Dalam membangun rumah orang Melayu sangat memperhatikan nilai syariat Islam. Letak ruang laki-laki berbeda dengan ruang perempuan. Hiasan pada lobang angin dan dinding tidak ada atau jarang yang bermotifkan hewan dan manusia. Namun dengan masuknya pengaruh budaya luar maka timbullah ukiran-ukiran bermotifkan margasatwa dan gambar-gambar makhluk hidup. Motif-motif itu kemudian disesuaikan dengan nilai agama Islam.


[1]S.P. Napitupulu, dkk., Arsitektur Tradisional Daerah Sumatera Utara, Jakarta : Depdikbud, 1997, hlm. 119-130.
[2]Ibid., hlm. 132-133.
[3]Sidi Gazalba, Pengantar Kebudayaan sebagai Ilmu, Jakarta : Pustaka antara, 1967.
[4]Selat Norazit, Konsep Asas Antropologi, Kuala Lumpur : Dewan Pustaka dan Bahasa.
[5]Tengku Husny, Lintasan Sejarah Peradaban dan Budaya Melayu Pesisir Deli Sumatera Utara 1612-1950. Medan : B.P. Husny.
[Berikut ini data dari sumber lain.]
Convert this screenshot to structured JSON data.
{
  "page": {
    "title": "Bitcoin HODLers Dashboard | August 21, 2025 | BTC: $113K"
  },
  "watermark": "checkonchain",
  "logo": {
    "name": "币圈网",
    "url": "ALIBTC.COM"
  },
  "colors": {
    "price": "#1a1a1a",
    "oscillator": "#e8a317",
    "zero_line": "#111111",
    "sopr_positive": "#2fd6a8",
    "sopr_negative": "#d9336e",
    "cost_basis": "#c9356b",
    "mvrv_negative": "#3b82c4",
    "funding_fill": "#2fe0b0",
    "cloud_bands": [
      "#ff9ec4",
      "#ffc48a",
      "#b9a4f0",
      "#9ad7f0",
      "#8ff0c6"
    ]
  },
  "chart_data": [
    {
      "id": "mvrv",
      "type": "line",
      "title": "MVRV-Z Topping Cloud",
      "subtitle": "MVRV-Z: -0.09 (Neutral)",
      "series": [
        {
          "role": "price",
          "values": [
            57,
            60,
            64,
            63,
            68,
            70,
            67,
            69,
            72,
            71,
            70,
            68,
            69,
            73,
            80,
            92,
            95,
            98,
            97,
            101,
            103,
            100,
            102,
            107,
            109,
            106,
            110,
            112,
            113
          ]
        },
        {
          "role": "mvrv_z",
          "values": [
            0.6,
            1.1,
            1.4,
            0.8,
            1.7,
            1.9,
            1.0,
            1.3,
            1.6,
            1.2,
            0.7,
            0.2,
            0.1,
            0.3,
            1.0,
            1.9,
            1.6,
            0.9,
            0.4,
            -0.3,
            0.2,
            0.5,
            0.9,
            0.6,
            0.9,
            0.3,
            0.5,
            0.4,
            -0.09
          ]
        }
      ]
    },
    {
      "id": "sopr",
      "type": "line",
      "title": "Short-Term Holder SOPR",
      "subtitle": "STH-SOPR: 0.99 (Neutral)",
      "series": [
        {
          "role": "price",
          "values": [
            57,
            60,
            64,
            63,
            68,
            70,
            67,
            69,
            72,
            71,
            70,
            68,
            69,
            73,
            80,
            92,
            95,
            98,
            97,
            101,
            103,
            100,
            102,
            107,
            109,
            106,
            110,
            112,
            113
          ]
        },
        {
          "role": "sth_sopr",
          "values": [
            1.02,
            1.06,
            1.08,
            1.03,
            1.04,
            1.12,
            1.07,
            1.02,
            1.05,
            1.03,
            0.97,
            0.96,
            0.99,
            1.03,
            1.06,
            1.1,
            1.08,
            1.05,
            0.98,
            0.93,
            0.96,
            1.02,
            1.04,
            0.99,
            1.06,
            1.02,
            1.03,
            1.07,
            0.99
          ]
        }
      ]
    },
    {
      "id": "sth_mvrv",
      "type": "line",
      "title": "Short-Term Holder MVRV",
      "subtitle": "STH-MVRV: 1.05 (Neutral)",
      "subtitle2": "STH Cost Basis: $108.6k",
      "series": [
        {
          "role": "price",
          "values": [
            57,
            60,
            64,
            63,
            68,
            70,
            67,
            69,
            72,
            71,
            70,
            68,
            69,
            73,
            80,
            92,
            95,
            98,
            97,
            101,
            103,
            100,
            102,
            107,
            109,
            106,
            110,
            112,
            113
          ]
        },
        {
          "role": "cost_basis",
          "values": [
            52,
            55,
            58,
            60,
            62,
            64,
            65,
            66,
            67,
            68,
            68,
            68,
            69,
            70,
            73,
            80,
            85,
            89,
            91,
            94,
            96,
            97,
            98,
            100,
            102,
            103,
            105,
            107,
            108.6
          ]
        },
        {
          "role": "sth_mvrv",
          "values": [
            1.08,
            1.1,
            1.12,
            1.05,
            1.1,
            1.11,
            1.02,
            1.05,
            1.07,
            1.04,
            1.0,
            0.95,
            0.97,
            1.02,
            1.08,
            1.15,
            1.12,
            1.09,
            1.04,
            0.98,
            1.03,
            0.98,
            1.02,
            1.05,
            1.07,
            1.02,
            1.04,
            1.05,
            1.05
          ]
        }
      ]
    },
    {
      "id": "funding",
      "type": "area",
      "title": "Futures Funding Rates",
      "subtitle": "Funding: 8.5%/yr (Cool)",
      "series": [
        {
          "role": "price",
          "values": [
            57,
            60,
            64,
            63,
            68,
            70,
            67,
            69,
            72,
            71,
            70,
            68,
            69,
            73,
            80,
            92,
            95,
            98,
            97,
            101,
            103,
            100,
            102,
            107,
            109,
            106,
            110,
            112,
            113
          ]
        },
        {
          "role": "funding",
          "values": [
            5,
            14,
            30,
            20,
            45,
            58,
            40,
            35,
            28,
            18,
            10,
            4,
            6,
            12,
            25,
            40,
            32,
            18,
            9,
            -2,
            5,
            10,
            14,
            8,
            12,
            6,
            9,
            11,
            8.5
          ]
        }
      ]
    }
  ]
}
[6]L. Scheiner, Telah ku dengar dari Ayahku : Pertemuan adat dengan iman Kristiani, Jakarta : BPK Gunung Mulia.
[7]B. Malinowski, Magic, science and religion. New Jersey : Doubleday anchor Books.
[8]Syah Abdullah, Hukum Islam dan Kaitannya dengan Adat pada Suku Melayu di Pesisir Sumatera, Syarahan Perdana IAIN Medan.
[9]C. Geertz, “Ritual and Sosial Change : a Javanese example”, American Anthropologist (61) : 991-1012.
[10]S.P. Napitupulu., op.cit.,hlm. 143-152.